Lab Finds Differences between Port and Reef Sediments
Marine ports can be very busy places. From the vantage point of NSU’s Guy Harvey Oceanographic Research Center (GHOC), one can easily observe and be part of the boat traffic going in and out of Port Everglades Inlet (PEI). This includes small and large recreational vehicles, Coast Guard patrols, sleek and modern looking yachts, huge tankers, and cargo vessels, loaded with oil or other commodities, and of course cruise ships ferrying passengers to good times in the Caribbean.

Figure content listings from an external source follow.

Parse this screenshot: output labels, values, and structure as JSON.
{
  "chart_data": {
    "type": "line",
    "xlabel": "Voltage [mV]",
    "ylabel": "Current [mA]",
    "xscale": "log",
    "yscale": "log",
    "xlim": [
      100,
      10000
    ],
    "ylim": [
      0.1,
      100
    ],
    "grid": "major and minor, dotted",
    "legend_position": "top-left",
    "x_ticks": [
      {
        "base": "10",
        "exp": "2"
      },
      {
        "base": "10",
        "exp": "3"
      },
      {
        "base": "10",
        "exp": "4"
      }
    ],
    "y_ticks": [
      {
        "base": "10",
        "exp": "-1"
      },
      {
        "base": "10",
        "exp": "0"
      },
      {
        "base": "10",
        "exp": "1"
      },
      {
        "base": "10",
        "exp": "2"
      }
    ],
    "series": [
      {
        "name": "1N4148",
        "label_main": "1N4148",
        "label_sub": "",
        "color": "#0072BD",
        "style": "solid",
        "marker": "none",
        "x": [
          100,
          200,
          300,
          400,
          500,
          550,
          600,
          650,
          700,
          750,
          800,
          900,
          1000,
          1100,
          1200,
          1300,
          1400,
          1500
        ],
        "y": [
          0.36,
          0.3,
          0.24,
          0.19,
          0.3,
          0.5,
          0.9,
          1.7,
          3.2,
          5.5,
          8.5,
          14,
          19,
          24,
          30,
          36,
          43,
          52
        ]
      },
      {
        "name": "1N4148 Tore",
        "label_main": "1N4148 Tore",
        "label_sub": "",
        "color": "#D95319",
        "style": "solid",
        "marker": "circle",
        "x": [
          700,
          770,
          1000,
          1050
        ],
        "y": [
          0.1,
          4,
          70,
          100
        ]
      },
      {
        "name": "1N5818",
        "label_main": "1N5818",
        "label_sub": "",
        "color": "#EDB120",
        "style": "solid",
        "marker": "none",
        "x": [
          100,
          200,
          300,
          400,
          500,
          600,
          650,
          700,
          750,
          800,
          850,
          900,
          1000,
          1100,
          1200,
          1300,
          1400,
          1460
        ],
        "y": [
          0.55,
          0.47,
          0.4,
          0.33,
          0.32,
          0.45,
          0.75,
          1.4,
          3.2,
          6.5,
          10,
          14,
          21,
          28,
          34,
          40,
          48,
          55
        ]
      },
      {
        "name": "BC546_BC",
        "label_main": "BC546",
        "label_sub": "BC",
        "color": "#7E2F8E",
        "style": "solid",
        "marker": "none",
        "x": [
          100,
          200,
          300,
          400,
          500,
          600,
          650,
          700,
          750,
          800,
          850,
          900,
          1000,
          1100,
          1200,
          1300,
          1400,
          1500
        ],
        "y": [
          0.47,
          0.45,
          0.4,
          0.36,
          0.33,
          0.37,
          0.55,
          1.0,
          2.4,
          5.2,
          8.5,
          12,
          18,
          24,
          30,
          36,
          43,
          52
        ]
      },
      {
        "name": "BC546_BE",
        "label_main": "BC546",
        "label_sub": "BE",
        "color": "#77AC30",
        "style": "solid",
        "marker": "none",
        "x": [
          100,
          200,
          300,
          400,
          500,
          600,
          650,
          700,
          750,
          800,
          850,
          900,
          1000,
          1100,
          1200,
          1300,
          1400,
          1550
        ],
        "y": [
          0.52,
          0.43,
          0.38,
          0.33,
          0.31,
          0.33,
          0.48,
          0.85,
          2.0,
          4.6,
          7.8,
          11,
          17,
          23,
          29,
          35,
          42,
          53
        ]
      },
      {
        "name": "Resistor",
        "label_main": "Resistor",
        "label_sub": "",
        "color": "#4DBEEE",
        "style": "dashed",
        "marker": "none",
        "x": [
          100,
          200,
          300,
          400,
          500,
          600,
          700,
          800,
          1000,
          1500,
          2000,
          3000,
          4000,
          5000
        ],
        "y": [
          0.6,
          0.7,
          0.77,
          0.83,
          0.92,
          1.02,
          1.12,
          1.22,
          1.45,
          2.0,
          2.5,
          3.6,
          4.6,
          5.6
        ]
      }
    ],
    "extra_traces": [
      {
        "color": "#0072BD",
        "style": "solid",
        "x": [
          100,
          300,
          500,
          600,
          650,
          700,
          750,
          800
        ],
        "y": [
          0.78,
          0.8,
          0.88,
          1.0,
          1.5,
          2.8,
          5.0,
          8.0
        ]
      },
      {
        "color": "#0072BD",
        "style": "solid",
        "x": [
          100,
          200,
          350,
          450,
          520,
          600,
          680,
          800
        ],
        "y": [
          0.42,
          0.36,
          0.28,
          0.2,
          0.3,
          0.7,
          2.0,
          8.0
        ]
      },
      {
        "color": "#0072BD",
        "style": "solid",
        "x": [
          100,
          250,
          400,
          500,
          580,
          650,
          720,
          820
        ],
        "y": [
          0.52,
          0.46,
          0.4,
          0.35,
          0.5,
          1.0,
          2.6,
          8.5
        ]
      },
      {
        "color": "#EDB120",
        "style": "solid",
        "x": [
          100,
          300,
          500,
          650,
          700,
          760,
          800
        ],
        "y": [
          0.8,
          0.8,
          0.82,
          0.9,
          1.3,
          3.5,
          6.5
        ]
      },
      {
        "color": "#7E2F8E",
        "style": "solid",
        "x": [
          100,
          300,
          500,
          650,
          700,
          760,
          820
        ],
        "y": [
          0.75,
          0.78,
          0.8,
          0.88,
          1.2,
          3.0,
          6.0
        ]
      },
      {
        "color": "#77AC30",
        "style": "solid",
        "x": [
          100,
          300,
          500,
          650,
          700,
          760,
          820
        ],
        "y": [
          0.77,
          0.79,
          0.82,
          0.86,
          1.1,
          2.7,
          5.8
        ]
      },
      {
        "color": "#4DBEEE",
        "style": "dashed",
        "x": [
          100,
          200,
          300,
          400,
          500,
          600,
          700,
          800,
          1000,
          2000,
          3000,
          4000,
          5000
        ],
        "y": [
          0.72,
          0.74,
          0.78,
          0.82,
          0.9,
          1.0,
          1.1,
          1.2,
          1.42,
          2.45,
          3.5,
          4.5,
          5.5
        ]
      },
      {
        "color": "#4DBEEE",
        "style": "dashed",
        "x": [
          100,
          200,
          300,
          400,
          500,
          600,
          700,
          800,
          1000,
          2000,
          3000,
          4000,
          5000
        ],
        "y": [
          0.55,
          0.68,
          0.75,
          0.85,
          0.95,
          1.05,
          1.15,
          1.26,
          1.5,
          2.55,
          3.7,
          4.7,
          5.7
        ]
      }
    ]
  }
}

All this activity contributes to PEI being one of the busiest ports in the SE United States, which started almost a century ago in 1928. The human activities also set the port physically apart from nearby natural habitats, which our laboratory has corroborated by profiling the marine sediments from both port and nearby coral reef sites. Molecular microbiology analyses provide some stark contrasts. “Although most of the sites are within a few kilometers from each other, and are connected by daily tidal flows, the port and reef microbial communities showed distinct characteristics which were statistically significant.”, says Jose (Joe) Lopez, Ph.D., a professor with a laboratory at the GHOC and the Department of Biological Sciences in Halmos College of Arts and Sciences and Guy Harvey Oceanographic Research Center (HCAS).
The study was analyzed and co-written by Lopez and affiliate NSU faculty, Lauren Krausfeldt, Ph.D., and published in the open access online journal PeerJ. With the help of dedicated NSU students, like Catherine Bilodeau and Hyo Lee, and project initiation by former FL Dept of Environmental Protection manager, Shelby Casali, molecular microbiological methods, now routine in the field, were applied to uncover the details of which microbes live in nearshore or port sediments. The universal gene used to identify bacteria, is called 16S rRNA, which has been previously used to characterize other samples ranging widely from shark and human teeth, octopus skin, sponge and anglerfish tissue in the GHOC molecular microbiology laboratory run by Lopez.
In the Port Everglades study, NSU researchers found that some photosynthetic cyanobacterial group abundances decreased in the reef sediments in 2021, which could indicate changing irradiance reaching sensitive corals and other symbiotic hosts that depend on sunlight.
The new PeerJ study on marine sediments has potential ramifications on local coral reef health, because routine dredging and other human activities can stir up port sediments that ultimately disperse and settle on nearby coral reef habitats. This data, along with previous microbial research in the Lopez laboratory describing water quality provides useful baselines that can be used by local environmental managers.